Many students rely on loans from the federal government to finance their educations. These Stafford Student Loans, administered by "Direct Lending Schools," are provided by the U.S. government directly to students and their parents. They have low interest rates relative to private/commercial student loan rates. Federal subsidized and unsubsidized loans do not require credit checks or collateral. Federal parent loans require credit check, but no collateral.
Federal student loans also provide a variety of payment plans, deferment options and extended repayment terms for those who qualify. Students eligible for the Stafford DL program loans are not allowed to borrow in any amount that exceeds the annual or aggregate loan limits, or their estimated cost of school attendance.
All Stafford loans are either subsidized (the federal government pays the interest while you're in school and during the six-month grace period beginning after you graduate, leave school or drop below half-time enrollment) or unsubsidized (you pay all the interest while your are enrolled and during the six-month grace period, although you can have the interest deferred until after your grace period beginning when you graduate, leave school, or drop below half-time enrollment). To receive a subsidized Stafford loan, you must be able to demonstrate financial need.
All students who have not exceeded the annual or aggregate loan limits, cost of attendance and meet eligibility requirements for Title IV assistance are eligible for the unsubsidized Stafford loan regardless of financial need.

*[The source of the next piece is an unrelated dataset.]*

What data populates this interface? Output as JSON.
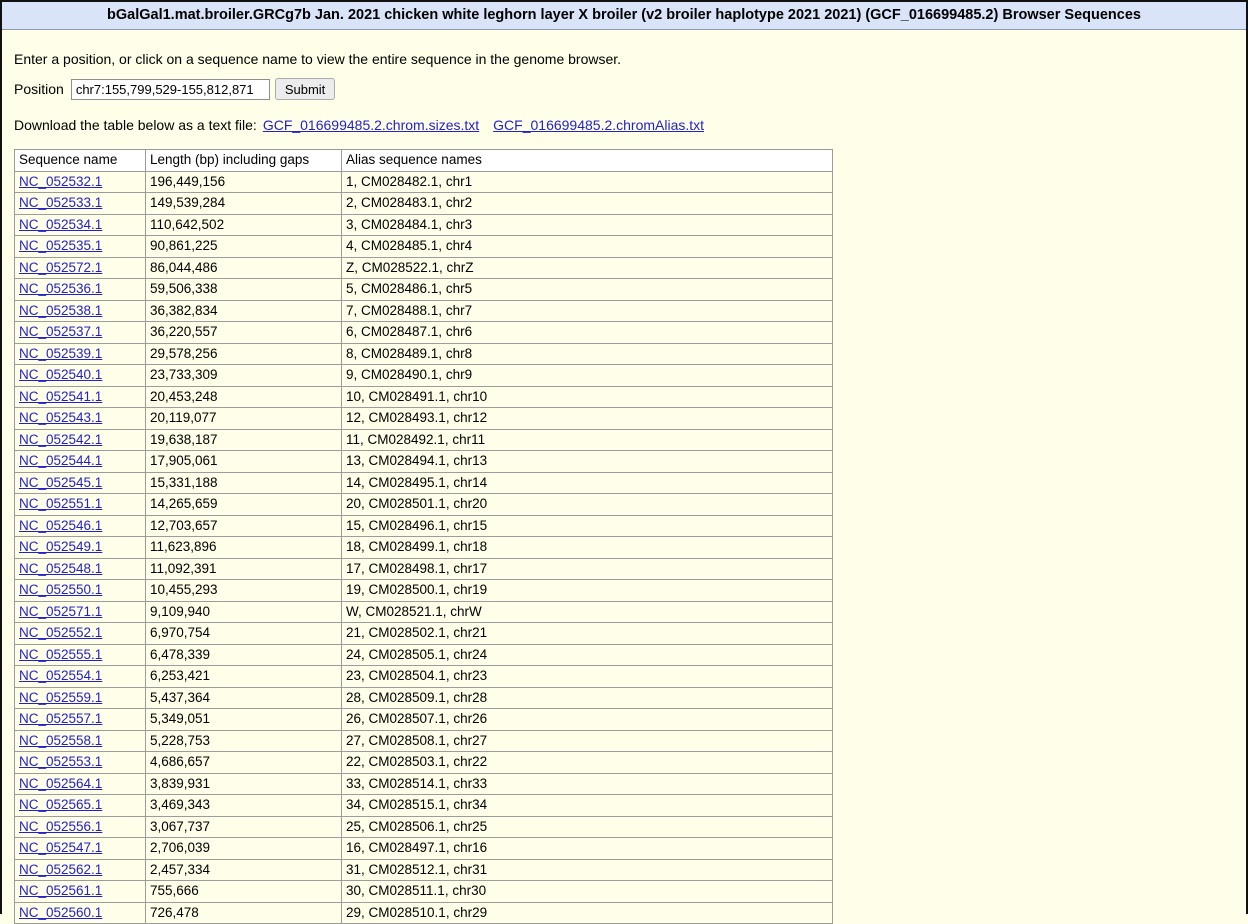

If you do not qualify for a subsidized loan, with the unsubsidized Stafford loan you have the option to defer payments until after you graduate, leave school or drop below half-time enrollment by capitalizing the interest. This, however, adds the deferred interest payments to the loan balance, increasing the overall size and cost of the loan.
Parents of dependent students can take out loans to supplement their children's aid packages. The federal Parent Loan for Undergraduate Students (PLUS) allows parents to borrow money to cover any costs not already covered by the student's financial aid package, up to the full cost of attendance. Like the Stafford loan, PLUS loans are either FFELP (provided by private lenders, such as banks) or Direct (funds provided by the federal government). Parents seeking a PLUS loan must pass a credit check to become eligible.
PLUS loans are the financial responsibility of the parents, not the student. If the student agrees to make payments on the PLUS loan, but fails to make the payments on time, the parents will be held responsible.
Dependent students whose parents have been declined for a PLUS loan are eligible to borrow an additional $4,000.00 on an unsubsidized Stafford loan.